As much as Griffin is sickened at his reception as a black person by whites, the warmth many African Americans show him is heartening to the reader, evidence of our common humanity in the hardest of circumstances. At one point Griffin is stranded hitchhiking along the Mississippi coast, and is offered the hospitality of an African American laborer returning to his home. With just two rooms for the man and his wife and six children, Griffin has to sleep on the floor. But the children, living so far out in the country, are enchanted to have a visitor. The wife serves beans for supper. The five candy bars that Griffin contributes, along with his presence, turns the meal into a party. And all of the children want to kiss him goodnight. It’s only after the family is sleeping that Griffin has to get up and creep outside and hold a silent vigil for the emotions and realizations struggling within him. As the children kissed him, he thought of his own children, and could see no difference. These children had no real idea yet of what they were up against. The father worked under a never ending debt to the company store, yet the mother and father still worked to bring up their family, expressing thanks for their healthy children.

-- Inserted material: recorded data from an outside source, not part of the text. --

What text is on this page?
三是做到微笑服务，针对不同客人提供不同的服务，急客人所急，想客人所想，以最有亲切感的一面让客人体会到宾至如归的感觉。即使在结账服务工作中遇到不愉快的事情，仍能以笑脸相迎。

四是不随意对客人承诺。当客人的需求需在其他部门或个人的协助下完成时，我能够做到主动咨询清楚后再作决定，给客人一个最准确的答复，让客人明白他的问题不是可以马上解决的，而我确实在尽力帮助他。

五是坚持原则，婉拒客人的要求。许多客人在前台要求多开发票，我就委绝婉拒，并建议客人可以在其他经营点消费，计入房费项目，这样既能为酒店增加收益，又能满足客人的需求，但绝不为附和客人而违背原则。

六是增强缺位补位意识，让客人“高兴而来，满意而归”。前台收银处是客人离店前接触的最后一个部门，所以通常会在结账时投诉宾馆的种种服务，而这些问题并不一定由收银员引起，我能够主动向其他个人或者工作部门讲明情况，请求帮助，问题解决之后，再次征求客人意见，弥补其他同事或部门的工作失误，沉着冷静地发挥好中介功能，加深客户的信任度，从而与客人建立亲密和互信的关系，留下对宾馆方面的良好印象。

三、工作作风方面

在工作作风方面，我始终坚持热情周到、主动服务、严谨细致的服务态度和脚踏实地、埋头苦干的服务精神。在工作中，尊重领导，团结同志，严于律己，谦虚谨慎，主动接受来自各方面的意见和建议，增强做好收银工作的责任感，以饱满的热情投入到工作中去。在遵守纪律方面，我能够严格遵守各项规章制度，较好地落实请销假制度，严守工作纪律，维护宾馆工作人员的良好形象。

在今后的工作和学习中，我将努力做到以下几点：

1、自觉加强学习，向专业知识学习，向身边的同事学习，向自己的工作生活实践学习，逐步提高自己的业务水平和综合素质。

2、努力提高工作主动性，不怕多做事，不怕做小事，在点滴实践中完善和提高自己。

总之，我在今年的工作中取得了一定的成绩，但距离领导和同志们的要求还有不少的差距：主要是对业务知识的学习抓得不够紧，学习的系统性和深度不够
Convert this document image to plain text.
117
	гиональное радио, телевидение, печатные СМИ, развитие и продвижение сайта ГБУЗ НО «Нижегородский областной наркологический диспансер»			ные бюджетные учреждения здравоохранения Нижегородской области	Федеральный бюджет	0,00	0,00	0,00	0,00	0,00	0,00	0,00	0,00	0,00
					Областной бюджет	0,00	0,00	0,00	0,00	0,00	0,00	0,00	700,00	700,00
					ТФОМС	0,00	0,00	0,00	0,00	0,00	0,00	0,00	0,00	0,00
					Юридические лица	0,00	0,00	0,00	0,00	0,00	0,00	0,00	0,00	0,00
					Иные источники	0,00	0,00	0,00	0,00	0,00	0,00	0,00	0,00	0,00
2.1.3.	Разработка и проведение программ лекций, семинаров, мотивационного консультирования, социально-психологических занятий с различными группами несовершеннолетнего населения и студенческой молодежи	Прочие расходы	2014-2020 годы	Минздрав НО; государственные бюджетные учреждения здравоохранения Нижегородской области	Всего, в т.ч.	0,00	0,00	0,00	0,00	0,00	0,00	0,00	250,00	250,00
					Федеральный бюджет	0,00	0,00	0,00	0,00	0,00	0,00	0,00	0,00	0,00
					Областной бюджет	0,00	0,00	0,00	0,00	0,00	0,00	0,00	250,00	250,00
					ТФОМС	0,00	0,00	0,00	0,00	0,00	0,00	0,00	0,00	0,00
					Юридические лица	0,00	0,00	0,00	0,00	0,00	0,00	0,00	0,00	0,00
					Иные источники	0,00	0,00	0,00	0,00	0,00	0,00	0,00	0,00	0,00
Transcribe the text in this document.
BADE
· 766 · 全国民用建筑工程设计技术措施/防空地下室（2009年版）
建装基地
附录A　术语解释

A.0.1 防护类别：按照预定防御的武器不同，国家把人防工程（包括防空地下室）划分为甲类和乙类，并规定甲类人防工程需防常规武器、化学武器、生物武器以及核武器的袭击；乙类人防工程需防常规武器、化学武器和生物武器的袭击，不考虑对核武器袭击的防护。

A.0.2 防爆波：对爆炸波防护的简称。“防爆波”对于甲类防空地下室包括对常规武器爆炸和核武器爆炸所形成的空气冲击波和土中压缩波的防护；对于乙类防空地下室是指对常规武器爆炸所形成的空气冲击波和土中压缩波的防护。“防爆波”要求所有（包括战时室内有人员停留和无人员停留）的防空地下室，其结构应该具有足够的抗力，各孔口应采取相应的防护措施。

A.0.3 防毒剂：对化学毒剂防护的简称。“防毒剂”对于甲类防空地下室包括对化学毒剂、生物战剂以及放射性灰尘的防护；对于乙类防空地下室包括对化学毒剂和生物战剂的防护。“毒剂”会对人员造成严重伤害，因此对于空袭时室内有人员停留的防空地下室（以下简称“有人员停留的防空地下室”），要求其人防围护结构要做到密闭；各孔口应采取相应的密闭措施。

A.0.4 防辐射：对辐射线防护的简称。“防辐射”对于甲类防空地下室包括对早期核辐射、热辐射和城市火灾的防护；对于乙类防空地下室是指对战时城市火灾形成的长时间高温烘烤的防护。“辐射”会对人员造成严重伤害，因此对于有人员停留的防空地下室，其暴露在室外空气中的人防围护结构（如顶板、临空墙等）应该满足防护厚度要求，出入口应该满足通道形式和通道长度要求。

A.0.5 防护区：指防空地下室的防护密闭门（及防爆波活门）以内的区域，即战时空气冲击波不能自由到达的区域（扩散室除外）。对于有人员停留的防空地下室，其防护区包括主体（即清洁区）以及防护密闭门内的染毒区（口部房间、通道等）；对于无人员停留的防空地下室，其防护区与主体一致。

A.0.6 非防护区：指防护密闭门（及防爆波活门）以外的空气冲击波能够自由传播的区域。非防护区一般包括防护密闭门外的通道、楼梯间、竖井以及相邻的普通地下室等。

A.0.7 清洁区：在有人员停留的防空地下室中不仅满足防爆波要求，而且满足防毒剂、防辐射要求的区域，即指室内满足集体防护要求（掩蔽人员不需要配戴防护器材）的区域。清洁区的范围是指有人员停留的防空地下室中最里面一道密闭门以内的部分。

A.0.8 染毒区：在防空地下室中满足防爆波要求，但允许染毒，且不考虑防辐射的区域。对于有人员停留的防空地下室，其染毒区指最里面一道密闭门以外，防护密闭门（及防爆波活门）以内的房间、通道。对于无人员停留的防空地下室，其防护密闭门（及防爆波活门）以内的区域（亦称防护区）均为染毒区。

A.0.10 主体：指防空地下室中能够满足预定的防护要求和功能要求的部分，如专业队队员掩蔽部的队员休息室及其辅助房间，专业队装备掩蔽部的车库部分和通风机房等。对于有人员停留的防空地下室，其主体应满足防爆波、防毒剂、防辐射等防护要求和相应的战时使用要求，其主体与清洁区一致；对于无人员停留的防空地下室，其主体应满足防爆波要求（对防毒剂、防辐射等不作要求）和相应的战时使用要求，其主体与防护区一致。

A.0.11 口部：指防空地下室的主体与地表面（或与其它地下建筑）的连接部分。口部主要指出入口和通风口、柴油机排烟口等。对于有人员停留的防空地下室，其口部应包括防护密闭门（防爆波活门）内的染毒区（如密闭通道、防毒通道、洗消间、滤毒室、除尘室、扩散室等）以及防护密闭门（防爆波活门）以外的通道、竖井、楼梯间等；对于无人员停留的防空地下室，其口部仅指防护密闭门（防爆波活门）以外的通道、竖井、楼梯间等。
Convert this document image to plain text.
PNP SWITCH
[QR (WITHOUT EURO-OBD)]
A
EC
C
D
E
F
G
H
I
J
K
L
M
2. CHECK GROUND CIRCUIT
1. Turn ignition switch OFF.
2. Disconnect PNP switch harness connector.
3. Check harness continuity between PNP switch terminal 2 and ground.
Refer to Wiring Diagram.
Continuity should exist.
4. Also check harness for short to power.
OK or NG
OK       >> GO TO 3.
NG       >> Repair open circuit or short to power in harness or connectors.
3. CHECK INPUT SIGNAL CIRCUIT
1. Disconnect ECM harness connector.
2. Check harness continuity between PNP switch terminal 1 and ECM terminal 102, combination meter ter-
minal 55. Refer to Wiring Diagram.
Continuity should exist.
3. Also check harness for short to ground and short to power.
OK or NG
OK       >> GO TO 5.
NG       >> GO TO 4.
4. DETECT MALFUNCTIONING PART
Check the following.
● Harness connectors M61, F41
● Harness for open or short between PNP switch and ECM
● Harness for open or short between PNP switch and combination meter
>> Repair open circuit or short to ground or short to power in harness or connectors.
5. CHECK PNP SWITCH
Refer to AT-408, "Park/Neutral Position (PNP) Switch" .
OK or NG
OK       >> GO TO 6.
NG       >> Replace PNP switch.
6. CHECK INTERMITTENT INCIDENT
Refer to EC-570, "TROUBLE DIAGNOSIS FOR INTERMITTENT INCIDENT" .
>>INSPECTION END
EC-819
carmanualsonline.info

After the book was published Griffin was burned in effigy in his home town of Mansfield, Texas, and he and his parents finally moved to Mexico to escape the threats and social isolation. (A bit ironically, I noticed that the American Library Association declared Mansfield “a literary landmark” in February of 2011.) A film was made of the book in 1964, but was criticized as being “overly melodramatic and unsubtle” by the New York Times. Someone should make a good movie of “Black Like Me” and give us our past as it really was, instead of the currently showing film “The Help.”